We saw the meaning of “flesh” in Romans 8:7: “The mind that is set on the flesh is hostile to God, for it does not submit to God’s law; indeed, it cannot.” The flesh is what we are when rebellion against God and insubordination and hostility to God rule our bodies and our minds. So the way you put to death “the deeds of the body” is to strangle the air that sinful deeds breathe. Strangle the flesh. Cut the lifeline. Pinch the air pipe. Stop the blood flow. Sinful deeds must be killed before they happen — by severing the root of distrust and hostility and insubordination toward God.
“By the Spirit” and Through the “Things of the Spirit”
So we asked, how do you do that? Paul says it is “by the Spirit.” Verse 13b: “If by the Spirit you are putting to death the deeds of the body, you will live.” Now what does that mean? This is a key to the Christian life. Putting to death the deeds of the body “by the Spirit.” Killing sin “by the Spirit.”
Now what is that? We argued that putting sin to death “by the Spirit” is probably related to what Romans 8:5 says about “setting the mind on the things of the Spirit.” “Those who are according to the flesh set their minds on the things of the flesh, but those who are according to the Spirit, the things of the Spirit.” In other words, one way to kill sin “by the Spirit” is to “set your mind on the things of the Spirit.”
So we asked, what are the “things of the Spirit.” We answered from 1 Corinthians 2:13–14 which says this: “We speak, not in words taught by human wisdom, but in those taught by the Spirit. . . . But a natural man does not accept the things of the Spirit of God, for they are foolishness to him.” Here we have the very phrase of Romans 8:5, “things of the Spirit.” What are they?

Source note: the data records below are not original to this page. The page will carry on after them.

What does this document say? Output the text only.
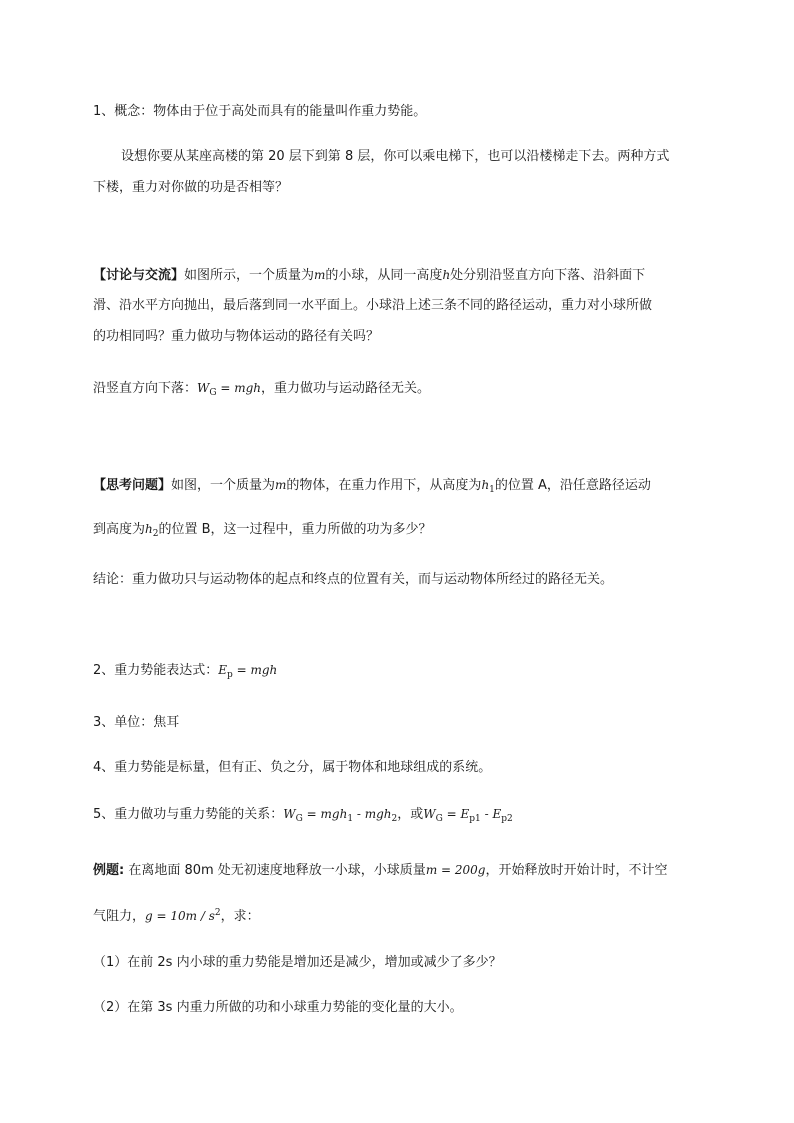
1、概念：物体由于位于高处而具有的能量叫作重力势能。
设想你要从某座高楼的第 20 层下到第 8 层，你可以乘电梯下，也可以沿楼梯走下去。两种方式
下楼，重力对你做的功是否相等？
【讨论与交流】如图所示，一个质量为m的小球，从同一高度h处分别沿竖直方向下落、沿斜面下
滑、沿水平方向抛出，最后落到同一水平面上。小球沿上述三条不同的路径运动，重力对小球所做
的功相同吗？重力做功与物体运动的路径有关吗？
沿竖直方向下落：$W_G$ = mgh，重力做功与运动路径无关。
【思考问题】如图，一个质量为m的物体，在重力作用下，从高度为$h_1$的位置 A，沿任意路径运动
到高度为$h_2$的位置 B，这一过程中，重力所做的功为多少？
结论：重力做功只与运动物体的起点和终点的位置有关，而与运动物体所经过的路径无关。
2、重力势能表达式：$E_p$ = mgh
3、单位：焦耳
4、重力势能是标量，但有正、负之分，属于物体和地球组成的系统。
5、重力做功与重力势能的关系：$W_G = mgh_1 - mgh_2$，或$W_G = E_{p1} - E_{p2}$
例题: 在离地面 80m 处无初速度地释放一小球，小球质量m = 200g，开始释放时开始计时，不计空
气阻力，$g = 10m / s^2$，求：
（1）在前 2s 内小球的重力势能是增加还是减少，增加或减少了多少？
（2）在第 3s 内重力所做的功和小球重力势能的变化量的大小。
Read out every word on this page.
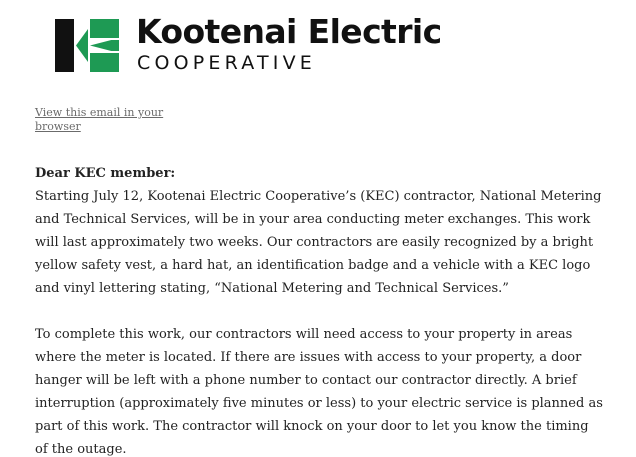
Kootenai Electric
COOPERATIVE
View this email in your browser
Dear KEC member:

Starting July 12, Kootenai Electric Cooperative’s (KEC) contractor, National Metering and Technical Services, will be in your area conducting meter exchanges. This work will last approximately two weeks. Our contractors are easily recognized by a bright yellow safety vest, a hard hat, an identification badge and a vehicle with a KEC logo and vinyl lettering stating, “National Metering and Technical Services.”

To complete this work, our contractors will need access to your property in areas where the meter is located. If there are issues with access to your property, a door hanger will be left with a phone number to contact our contractor directly. A brief interruption (approximately five minutes or less) to your electric service is planned as part of this work. The contractor will knock on your door to let you know the timing of the outage.
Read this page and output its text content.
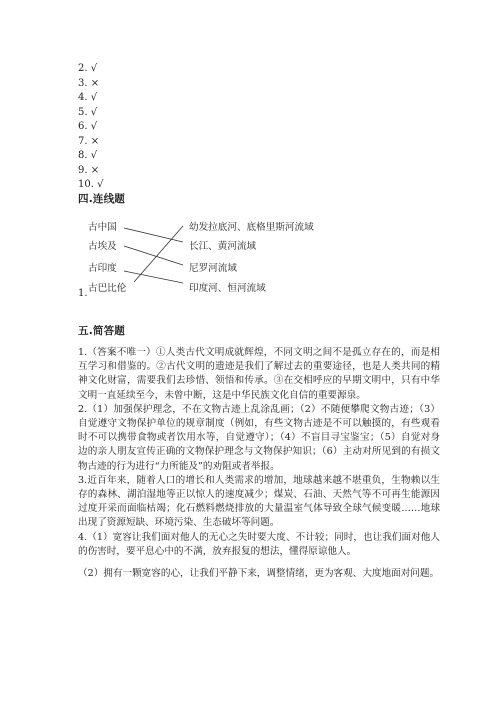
2. √
3. ×
4. √
5. √
6. √
7. ×
8. √
9. ×
10. √
四.连线题
古中国
古埃及
古印度
古巴比伦
1.
幼发拉底河、底格里斯河流域
长江、黄河流域
尼罗河流域
印度河、恒河流域
五.简答题

1.（答案不唯一）①人类古代文明成就辉煌，不同文明之间不是孤立存在的，而是相互学习和借鉴的。②古代文明的遗迹是我们了解过去的重要途径，也是人类共同的精神文化财富，需要我们去珍惜、领悟和传承。③在交相呼应的早期文明中，只有中华文明一直延续至今，未曾中断，这是中华民族文化自信的重要源泉。
2.（1）加强保护理念，不在文物古迹上乱涂乱画；（2）不随便攀爬文物古迹；（3）自觉遵守文物保护单位的规章制度（例如，有些文物古迹是不可以触摸的，有些观看时不可以携带食物或者饮用水等，自觉遵守）；（4）不盲目寻宝鉴宝；（5）自觉对身边的亲人朋友宣传正确的文物保护理念与文物保护知识；（6）主动对所见到的有损文物古迹的行为进行“力所能及”的劝阻或者举报。
3.近百年来，随着人口的增长和人类需求的增加，地球越来越不堪重负，生物赖以生存的森林、湖泊湿地等正以惊人的速度减少；煤炭、石油、天然气等不可再生能源因过度开采而面临枯竭；化石燃料燃烧排放的大量温室气体导致全球气候变暖……地球出现了资源短缺、环境污染、生态破坏等问题。
4.（1）宽容让我们面对他人的无心之失时要大度、不计较；同时，也让我们面对他人的伤害时，要平息心中的不满，放弃报复的想法，懂得原谅他人。

（2）拥有一颗宽容的心，让我们平静下来，调整情绪，更为客观、大度地面对问题。
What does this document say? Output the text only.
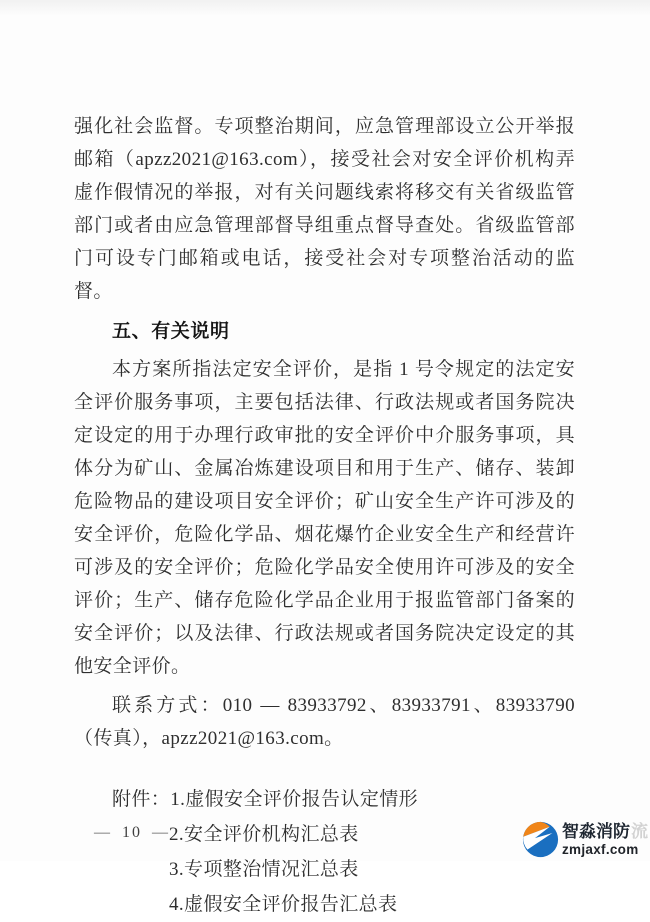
强化社会监督。专项整治期间，应急管理部设立公开举报邮箱（apzz2021@163.com），接受社会对安全评价机构弄虚作假情况的举报，对有关问题线索将移交有关省级监管部门或者由应急管理部督导组重点督导查处。省级监管部门可设专门邮箱或电话，接受社会对专项整治活动的监督。

五、有关说明

本方案所指法定安全评价，是指 1 号令规定的法定安全评价服务事项，主要包括法律、行政法规或者国务院决定设定的用于办理行政审批的安全评价中介服务事项，具体分为矿山、金属冶炼建设项目和用于生产、储存、装卸危险物品的建设项目安全评价；矿山安全生产许可涉及的安全评价，危险化学品、烟花爆竹企业安全生产和经营许可涉及的安全评价；危险化学品安全使用许可涉及的安全评价；生产、储存危险化学品企业用于报监管部门备案的安全评价；以及法律、行政法规或者国务院决定设定的其他安全评价。

联系方式：010 — 83933792、83933791、83933790（传真），apzz2021@163.com。

附件：1.虚假安全评价报告认定情形
2.安全评价机构汇总表
3.专项整治情况汇总表
4.虚假安全评价报告汇总表
— 10 —	智淼消防流
zmjaxf.com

The words of God, spoken by the apostles, taught by the Spirit, not human wisdom.
So to put to death the deeds of the body (as Romans 8:13 says) “by the Spirit” we must set our minds on “the things of the Spirit,” which we now see means: set your mind on the word of God in Scripture. What makes this ring so true is the connection with Ephesians 6:17 where Paul says in our battle against evil we must “take the helmet of salvation, and the sword of the Spirit, which is the word of God.”
Among all the spiritual armor that we are to “put on” in our warfare there is only one offensive weapon that is used for killing. The sword. And what is it? It is described in two ways that link it with Romans 8:13. First, it’s the sword of the Spirit. So if we are to kill the deeds of the body “by the Spirit,” and the one killing weapon in our armor is the sword and it is called “the sword of the Spirit,” we have good reason to think that the agent for killing sin “by the Spirit” is this sword.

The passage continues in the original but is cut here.